Mantıklı bir sonuç için, ana noktaları bir kez daha netleştirelim. Tüm antik şehirler, Curry şebekesinin kilit noktalarında bulunur. Bu tasarım çözümü, onları mümkün olduğunca canlı hale getirir. Ekoköylerimizi düzenlerken, referans noktası veya merkez olarak biyolokasyon kullanarak güç yerleri bulmak gerekir.
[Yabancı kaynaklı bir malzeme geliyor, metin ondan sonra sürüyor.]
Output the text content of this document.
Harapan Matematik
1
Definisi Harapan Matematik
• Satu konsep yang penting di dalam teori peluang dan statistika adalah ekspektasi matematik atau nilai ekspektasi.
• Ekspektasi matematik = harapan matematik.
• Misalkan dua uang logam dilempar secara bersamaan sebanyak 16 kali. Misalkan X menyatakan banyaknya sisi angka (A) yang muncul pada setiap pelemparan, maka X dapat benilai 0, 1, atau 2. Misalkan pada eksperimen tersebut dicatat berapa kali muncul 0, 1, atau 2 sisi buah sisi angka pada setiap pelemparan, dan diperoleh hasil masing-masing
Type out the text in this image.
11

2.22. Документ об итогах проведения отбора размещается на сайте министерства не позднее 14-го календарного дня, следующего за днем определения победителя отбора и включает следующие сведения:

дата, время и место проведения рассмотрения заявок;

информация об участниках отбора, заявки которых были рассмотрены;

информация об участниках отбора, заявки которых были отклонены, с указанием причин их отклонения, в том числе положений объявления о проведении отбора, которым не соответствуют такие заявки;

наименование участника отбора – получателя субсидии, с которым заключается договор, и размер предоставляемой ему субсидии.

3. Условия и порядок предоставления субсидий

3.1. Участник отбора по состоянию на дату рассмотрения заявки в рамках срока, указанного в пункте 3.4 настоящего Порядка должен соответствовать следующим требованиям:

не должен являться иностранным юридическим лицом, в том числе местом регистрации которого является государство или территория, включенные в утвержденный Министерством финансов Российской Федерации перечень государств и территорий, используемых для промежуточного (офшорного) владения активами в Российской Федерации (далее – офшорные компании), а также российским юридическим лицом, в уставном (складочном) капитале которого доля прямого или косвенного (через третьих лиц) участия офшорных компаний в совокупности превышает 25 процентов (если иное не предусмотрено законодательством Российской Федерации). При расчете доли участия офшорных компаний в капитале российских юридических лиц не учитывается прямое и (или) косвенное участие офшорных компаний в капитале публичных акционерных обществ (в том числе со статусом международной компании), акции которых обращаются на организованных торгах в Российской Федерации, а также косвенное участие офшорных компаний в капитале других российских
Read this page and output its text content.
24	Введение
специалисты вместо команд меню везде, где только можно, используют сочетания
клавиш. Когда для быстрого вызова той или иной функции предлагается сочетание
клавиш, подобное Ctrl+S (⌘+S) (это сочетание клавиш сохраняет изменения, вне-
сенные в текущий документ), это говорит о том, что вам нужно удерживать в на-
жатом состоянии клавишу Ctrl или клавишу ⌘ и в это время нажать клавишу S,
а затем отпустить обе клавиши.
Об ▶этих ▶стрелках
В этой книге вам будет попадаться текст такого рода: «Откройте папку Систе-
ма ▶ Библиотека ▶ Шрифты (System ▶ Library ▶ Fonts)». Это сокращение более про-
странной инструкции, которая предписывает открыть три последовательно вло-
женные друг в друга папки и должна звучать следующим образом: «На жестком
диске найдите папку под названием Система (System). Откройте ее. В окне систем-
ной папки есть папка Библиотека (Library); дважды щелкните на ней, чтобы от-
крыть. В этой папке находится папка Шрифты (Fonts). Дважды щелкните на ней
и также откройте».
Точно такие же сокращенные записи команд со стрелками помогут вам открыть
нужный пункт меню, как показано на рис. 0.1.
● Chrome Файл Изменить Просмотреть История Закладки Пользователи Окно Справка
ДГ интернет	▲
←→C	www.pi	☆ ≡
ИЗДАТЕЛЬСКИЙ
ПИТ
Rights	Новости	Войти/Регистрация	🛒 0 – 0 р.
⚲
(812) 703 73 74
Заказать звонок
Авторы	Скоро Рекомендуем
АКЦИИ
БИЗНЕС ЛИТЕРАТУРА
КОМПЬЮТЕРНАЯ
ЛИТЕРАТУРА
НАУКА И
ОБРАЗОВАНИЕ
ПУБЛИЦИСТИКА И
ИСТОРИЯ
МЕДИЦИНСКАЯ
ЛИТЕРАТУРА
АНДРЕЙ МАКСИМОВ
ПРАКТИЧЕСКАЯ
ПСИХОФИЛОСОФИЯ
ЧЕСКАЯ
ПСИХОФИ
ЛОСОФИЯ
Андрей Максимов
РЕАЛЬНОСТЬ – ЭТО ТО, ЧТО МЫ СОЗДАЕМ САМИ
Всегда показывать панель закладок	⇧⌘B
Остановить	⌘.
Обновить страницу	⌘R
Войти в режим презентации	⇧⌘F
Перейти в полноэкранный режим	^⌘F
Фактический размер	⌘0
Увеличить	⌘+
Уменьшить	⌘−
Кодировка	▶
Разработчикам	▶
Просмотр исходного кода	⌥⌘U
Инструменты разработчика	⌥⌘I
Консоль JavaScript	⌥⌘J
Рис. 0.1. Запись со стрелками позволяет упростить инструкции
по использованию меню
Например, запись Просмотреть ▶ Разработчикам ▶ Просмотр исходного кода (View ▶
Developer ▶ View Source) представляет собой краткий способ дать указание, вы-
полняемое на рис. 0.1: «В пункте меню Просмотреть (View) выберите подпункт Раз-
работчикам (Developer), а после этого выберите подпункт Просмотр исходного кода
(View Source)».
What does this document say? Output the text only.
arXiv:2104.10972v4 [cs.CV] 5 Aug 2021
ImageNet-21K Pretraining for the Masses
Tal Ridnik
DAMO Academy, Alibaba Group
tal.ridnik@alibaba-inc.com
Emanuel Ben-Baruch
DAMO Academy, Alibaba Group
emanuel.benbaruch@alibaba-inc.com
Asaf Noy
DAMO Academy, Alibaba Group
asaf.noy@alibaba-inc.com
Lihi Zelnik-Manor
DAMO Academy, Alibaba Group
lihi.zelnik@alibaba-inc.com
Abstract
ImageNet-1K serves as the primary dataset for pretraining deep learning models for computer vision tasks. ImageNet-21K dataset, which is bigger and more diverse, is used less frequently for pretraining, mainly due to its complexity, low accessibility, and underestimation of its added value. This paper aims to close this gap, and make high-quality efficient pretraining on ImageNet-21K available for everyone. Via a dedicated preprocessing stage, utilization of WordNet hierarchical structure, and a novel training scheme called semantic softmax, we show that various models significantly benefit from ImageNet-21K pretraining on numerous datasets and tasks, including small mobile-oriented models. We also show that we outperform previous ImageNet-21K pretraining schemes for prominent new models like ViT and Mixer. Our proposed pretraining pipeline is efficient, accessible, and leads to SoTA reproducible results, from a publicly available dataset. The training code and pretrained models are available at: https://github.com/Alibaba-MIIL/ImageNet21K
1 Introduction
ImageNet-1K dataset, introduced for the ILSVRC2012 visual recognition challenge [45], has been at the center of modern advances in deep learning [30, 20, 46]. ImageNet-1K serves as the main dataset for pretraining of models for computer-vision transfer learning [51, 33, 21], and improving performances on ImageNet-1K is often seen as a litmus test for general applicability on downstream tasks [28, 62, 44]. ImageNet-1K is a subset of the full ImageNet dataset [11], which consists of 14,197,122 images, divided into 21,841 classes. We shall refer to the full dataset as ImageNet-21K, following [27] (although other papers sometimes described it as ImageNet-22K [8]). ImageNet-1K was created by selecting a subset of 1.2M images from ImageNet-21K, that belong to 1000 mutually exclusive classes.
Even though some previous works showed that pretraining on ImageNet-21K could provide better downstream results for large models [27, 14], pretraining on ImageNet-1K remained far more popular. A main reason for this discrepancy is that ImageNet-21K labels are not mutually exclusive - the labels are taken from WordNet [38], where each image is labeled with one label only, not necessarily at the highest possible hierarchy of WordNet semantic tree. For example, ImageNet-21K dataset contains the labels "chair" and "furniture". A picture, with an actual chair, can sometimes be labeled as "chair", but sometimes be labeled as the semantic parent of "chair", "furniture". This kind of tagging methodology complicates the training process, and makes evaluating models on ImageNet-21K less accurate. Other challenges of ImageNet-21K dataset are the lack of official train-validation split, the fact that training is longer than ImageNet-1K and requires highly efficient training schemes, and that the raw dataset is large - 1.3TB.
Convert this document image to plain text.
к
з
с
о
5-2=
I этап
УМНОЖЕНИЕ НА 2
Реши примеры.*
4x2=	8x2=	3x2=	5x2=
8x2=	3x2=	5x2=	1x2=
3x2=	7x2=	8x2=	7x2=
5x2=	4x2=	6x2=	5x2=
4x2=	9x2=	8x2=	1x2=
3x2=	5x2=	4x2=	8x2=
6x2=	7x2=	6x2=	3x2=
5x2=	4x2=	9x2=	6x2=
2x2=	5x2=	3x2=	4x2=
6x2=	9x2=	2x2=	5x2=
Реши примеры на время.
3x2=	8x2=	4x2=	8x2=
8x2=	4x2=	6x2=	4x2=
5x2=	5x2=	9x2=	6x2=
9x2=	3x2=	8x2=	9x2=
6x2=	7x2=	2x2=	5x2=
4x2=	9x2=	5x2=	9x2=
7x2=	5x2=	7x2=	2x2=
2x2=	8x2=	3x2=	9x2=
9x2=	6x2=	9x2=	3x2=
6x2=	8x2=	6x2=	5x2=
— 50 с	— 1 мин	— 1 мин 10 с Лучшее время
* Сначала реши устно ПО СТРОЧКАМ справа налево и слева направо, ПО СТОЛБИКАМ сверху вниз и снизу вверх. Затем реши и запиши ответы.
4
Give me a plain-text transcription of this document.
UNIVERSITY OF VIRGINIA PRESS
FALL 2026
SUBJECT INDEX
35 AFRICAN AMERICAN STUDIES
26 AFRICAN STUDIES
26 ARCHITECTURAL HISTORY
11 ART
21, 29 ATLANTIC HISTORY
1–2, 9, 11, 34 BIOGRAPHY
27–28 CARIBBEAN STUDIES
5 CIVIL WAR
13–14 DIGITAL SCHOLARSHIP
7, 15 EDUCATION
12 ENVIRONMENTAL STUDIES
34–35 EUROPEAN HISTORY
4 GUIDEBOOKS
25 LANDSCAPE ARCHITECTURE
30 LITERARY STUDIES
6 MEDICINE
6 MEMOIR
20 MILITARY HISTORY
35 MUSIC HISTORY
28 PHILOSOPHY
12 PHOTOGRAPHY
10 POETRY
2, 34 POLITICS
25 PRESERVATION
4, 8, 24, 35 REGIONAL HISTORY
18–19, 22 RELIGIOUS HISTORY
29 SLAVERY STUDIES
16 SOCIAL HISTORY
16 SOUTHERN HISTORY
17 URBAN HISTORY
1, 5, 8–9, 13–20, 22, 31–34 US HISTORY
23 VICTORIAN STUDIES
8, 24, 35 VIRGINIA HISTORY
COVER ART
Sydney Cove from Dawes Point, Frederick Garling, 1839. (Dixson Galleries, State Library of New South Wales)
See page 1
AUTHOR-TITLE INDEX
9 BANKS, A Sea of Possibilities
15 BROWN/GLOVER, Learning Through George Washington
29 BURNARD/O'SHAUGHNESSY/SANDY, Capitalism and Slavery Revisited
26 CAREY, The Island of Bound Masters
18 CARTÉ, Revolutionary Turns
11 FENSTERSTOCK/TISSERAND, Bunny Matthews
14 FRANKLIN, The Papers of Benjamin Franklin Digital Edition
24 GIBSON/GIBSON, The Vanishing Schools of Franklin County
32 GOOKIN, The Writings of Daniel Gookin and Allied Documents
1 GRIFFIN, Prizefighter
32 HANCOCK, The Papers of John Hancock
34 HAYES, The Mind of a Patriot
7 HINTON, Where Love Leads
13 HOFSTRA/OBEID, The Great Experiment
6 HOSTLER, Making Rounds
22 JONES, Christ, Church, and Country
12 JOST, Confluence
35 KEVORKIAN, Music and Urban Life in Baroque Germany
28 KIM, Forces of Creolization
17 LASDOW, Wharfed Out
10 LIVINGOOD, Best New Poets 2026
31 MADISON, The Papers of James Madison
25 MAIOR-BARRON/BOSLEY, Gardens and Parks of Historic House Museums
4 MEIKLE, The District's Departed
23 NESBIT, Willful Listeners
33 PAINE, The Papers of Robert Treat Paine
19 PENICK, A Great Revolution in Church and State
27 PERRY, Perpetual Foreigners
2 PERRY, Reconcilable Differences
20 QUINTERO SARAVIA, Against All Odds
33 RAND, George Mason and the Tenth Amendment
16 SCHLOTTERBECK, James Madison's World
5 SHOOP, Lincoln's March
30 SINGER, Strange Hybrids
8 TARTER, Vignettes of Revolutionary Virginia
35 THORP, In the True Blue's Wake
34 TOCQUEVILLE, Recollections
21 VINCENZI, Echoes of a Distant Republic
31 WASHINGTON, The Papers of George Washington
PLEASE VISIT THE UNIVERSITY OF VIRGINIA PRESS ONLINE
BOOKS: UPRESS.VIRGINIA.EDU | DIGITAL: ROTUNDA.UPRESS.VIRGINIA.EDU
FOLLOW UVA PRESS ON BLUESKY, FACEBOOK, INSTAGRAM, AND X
Sadece jeobiyojenik ağın olumsuz noktalarını düzeltmek için değil, aynı zamanda çizimin kendisini değiştirmek için de teknolojiler var. Benzer bir sonuç, özel binaların ve megalitlerin inşasıyla da elde edilir, ancak bu konu çok fazla araştırma gerektirir. Güç çerçevesinin koordinasyonu ve kozmosantrizm kavramı çerçevesinde şekillendirmenin iki yolu vardır. Herhangi bir binaya eşmerkezli merkezler ve alt merkezler ekleyebilir veya doğal çizgi desenini koruyabilir, yerleşimi geometrik olarak doğru bir şekille sınırlayabilirsiniz. Arızalar üzerinde bulunan herhangi bir tür anormallikten yararlanma potansiyeli çok büyüktür ve henüz tam olarak bilinmemektedir. Bu benzer yerlere çok dikkat etmek ve mümkünse gelecek için bir rezerv oluşturmak gerekiyor, belki de bize sadece atmosferik elektriği değil, çok daha fazlasını da getirecekler. Sonuç olarak, herhangi bir yeni bilgi pratikte doğrulanabilir ve doğrulanmalıdır ve ekoköyler bu tür araştırmalar için mükemmel bir yerdir.